Foxley, along with other students-turned-advocates, has spent the past month writing letters to and calling the offices of Councilmember Mary Cheh and Mayor Muriel Bowser. After reading NCH reports (and others) on homeless rights, the student committee created a PowerPoint presentation with their findings and reasoning behind supporting NCH’s legislative push. Ideally, Martini said, the students will present their slides to both the Mayor and councilmembers at a formal meeting.

“I really hope they listen and consider our requests,” Foxley said.

Whether they get a meeting or not, the students are taking all the right steps to make sure the rally goes as planned, according to Martini.

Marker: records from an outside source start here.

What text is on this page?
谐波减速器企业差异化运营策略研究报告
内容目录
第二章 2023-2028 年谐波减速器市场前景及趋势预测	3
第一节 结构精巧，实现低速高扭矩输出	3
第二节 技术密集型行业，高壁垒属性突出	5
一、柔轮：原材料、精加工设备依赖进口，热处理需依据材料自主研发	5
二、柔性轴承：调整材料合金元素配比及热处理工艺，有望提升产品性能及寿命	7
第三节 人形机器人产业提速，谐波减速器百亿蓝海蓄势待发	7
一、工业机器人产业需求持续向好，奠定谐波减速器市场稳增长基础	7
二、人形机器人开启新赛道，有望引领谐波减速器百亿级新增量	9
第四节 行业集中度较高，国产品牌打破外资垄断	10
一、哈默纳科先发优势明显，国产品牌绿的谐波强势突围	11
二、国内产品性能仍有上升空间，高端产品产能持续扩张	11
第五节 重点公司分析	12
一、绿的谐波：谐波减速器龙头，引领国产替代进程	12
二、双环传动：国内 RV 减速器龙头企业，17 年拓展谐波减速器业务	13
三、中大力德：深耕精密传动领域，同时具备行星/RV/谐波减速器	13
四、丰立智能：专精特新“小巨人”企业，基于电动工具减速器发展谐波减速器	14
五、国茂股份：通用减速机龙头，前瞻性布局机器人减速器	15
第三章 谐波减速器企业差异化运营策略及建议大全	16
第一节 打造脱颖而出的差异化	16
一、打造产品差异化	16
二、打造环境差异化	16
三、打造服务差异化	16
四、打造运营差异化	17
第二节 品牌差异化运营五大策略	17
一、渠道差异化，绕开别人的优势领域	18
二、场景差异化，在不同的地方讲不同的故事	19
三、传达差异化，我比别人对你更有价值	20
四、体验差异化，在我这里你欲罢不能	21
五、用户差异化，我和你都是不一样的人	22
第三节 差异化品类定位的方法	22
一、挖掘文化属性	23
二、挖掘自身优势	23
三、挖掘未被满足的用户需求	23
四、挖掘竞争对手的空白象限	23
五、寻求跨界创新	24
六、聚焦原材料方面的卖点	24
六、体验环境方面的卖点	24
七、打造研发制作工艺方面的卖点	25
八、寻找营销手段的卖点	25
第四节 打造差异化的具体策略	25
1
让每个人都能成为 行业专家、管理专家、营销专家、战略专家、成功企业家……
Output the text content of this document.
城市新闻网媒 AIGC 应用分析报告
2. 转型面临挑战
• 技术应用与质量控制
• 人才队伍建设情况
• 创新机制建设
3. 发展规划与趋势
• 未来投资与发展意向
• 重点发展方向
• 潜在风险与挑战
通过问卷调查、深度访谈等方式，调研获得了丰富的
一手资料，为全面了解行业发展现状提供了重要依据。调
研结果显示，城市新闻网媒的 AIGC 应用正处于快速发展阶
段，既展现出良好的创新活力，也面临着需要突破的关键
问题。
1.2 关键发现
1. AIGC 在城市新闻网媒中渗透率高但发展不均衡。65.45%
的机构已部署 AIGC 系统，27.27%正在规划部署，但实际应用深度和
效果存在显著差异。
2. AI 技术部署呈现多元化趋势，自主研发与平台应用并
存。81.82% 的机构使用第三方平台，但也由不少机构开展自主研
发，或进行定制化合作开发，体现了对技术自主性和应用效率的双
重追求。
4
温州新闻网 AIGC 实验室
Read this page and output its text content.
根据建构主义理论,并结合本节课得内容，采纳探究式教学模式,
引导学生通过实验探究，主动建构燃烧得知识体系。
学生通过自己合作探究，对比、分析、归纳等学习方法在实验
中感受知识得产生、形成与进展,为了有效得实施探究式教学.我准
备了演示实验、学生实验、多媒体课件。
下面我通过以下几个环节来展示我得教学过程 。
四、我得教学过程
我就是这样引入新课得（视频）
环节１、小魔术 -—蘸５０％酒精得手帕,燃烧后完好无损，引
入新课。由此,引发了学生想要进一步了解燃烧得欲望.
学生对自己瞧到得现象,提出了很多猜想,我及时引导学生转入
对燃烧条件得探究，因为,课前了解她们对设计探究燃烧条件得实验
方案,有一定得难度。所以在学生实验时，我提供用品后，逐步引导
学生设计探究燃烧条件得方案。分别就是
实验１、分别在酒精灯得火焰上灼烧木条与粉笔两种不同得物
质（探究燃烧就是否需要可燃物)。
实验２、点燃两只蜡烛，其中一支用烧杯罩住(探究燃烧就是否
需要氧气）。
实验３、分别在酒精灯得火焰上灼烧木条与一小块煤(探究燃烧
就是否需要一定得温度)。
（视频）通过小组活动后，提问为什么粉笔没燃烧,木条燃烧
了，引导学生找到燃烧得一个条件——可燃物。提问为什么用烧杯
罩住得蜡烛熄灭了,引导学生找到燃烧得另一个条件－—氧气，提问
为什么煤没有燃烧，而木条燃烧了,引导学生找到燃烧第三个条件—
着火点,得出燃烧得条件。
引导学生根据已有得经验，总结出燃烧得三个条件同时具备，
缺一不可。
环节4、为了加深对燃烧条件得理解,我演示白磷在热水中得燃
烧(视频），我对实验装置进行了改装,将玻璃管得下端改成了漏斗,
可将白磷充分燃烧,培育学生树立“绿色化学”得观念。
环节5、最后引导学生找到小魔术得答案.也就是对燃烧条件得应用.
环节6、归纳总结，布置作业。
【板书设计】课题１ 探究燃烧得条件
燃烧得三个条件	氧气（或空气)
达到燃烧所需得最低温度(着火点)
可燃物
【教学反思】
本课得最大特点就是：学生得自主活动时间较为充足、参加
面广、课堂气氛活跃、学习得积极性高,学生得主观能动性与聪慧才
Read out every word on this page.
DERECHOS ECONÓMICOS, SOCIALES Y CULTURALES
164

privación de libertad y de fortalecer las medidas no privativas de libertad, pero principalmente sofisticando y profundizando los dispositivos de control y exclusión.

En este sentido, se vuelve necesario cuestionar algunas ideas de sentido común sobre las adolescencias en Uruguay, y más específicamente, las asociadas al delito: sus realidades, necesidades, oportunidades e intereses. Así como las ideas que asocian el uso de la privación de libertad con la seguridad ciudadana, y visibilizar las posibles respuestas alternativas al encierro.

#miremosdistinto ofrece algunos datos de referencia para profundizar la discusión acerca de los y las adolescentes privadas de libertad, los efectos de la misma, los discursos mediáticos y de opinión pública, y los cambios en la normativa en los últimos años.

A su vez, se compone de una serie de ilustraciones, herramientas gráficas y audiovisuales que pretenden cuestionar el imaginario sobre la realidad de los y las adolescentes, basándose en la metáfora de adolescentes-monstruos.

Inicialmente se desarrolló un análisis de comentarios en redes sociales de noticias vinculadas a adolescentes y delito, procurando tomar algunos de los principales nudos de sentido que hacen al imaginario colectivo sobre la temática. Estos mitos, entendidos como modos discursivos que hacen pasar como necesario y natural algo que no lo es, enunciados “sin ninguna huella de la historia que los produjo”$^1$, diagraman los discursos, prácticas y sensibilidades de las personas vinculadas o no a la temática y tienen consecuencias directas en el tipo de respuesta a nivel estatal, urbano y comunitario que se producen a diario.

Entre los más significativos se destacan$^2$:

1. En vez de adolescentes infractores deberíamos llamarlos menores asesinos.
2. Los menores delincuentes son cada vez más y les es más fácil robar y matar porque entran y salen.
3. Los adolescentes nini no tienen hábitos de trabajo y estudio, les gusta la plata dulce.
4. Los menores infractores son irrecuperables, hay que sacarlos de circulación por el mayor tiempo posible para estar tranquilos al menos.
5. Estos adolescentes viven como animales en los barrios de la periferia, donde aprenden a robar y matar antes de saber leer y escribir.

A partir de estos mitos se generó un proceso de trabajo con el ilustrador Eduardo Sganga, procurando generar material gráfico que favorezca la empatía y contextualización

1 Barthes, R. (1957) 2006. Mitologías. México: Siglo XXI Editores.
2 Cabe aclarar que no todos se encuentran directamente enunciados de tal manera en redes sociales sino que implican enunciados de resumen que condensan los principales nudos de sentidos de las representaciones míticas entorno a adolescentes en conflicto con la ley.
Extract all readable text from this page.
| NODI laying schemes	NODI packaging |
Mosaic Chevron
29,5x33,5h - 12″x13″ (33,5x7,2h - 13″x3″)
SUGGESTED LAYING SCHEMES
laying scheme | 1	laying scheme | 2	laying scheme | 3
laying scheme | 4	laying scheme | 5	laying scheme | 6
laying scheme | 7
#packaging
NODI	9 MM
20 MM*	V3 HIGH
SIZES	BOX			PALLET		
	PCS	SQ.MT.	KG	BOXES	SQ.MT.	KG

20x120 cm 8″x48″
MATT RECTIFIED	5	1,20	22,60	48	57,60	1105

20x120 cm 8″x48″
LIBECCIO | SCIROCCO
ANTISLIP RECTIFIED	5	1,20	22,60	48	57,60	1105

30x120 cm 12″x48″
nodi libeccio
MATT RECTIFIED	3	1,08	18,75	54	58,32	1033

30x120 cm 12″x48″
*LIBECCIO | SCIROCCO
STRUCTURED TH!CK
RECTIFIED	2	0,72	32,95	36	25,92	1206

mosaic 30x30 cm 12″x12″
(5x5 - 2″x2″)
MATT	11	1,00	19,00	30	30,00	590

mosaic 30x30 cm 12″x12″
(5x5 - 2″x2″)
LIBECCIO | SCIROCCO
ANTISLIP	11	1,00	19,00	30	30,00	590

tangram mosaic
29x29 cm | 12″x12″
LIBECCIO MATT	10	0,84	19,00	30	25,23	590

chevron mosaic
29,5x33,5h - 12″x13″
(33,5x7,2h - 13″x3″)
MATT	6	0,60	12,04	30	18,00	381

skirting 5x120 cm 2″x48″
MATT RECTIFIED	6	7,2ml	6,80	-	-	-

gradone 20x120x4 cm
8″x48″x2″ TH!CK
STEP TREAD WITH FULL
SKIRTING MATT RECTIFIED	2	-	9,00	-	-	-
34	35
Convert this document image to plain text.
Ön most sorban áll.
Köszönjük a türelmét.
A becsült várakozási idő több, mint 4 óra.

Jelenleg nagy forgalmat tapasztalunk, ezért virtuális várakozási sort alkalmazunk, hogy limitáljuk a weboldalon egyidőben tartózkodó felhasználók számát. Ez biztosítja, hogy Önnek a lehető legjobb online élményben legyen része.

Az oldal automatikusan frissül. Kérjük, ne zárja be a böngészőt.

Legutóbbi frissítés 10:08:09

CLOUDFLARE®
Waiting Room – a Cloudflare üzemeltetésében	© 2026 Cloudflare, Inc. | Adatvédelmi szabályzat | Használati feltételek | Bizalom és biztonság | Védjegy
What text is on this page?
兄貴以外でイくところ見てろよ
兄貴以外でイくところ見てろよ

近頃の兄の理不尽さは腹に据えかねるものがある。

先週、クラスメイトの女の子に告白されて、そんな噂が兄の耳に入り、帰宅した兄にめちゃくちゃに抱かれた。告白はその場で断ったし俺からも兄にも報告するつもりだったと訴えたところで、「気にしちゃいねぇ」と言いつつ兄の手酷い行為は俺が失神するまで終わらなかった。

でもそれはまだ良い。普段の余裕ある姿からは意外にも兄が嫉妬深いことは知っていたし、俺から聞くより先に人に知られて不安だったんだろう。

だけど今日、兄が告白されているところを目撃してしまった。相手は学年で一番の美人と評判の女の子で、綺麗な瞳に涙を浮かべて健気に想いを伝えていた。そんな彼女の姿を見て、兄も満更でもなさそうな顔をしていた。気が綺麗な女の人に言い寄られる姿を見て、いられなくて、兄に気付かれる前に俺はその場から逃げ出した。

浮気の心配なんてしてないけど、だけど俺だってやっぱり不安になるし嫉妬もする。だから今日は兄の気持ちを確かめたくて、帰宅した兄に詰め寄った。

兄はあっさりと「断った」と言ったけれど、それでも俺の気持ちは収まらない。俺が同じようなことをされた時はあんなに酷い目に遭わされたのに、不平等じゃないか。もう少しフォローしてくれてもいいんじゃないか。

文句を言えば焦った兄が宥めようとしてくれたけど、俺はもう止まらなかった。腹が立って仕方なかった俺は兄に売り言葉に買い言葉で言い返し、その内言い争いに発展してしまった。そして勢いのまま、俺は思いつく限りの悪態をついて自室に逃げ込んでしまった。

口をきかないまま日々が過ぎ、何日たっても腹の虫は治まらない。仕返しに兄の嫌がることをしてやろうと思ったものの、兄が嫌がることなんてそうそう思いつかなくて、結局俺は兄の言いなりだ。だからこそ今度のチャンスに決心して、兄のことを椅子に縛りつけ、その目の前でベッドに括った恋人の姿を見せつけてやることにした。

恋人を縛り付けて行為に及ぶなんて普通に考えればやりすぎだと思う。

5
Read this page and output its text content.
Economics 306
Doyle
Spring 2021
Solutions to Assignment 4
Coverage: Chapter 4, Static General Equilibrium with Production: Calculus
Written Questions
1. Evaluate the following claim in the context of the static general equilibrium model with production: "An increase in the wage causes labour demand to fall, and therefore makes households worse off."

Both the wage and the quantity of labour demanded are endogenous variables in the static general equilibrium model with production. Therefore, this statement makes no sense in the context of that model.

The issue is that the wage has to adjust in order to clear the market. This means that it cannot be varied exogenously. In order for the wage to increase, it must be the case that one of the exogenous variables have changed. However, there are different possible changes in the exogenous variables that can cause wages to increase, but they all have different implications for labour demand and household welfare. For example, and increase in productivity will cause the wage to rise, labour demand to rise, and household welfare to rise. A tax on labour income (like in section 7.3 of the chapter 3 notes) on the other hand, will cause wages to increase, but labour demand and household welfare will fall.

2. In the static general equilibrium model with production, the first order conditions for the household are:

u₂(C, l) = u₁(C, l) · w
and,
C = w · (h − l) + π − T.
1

A sixth grader even made the call to get an event permit from the city. The experience has been eye opening to Martini as a middle school teacher.

“I’ve gotten to see an understanding, emotional side of the students, one you don’t see when you pass them in the halls with their friends,” Martini said. “They are much more open-minded to these issues than you’d expect. It’s great watching them interact with homeless people, and realize it’s okay to do—especially when they learn how just a smile can change someone’s day.”

The most challenging part was breaking the preconceived stereotypes some students had about homelessness, according to Martini. After that, convincing them that homeless people had rights too was a “pretty easy sell.”

“I learned that anyone could be homeless, and it wasn’t a choice,” said Sophia Giorgianni, another Alice Deal sixth grader.

Giorgianni first became interested in homeless people when she volunteered with a friend at Miriam’s Kitchen.

“It was really cool. Well, no, it wasn’t just cool—it touched my heart. And made me very fortunate to have a home,” Giorgianni said.

She is also a member of the student committee organizing the June 3 rally and has high hopes for its success.

“I want it to be a chance for the community to stand up for someone more. For people to actually do something,” Giorgianni said.

Has this project motivated the students to work for homeless rights in the future?

Giorgianni and Foxley agree: “Absolutely.”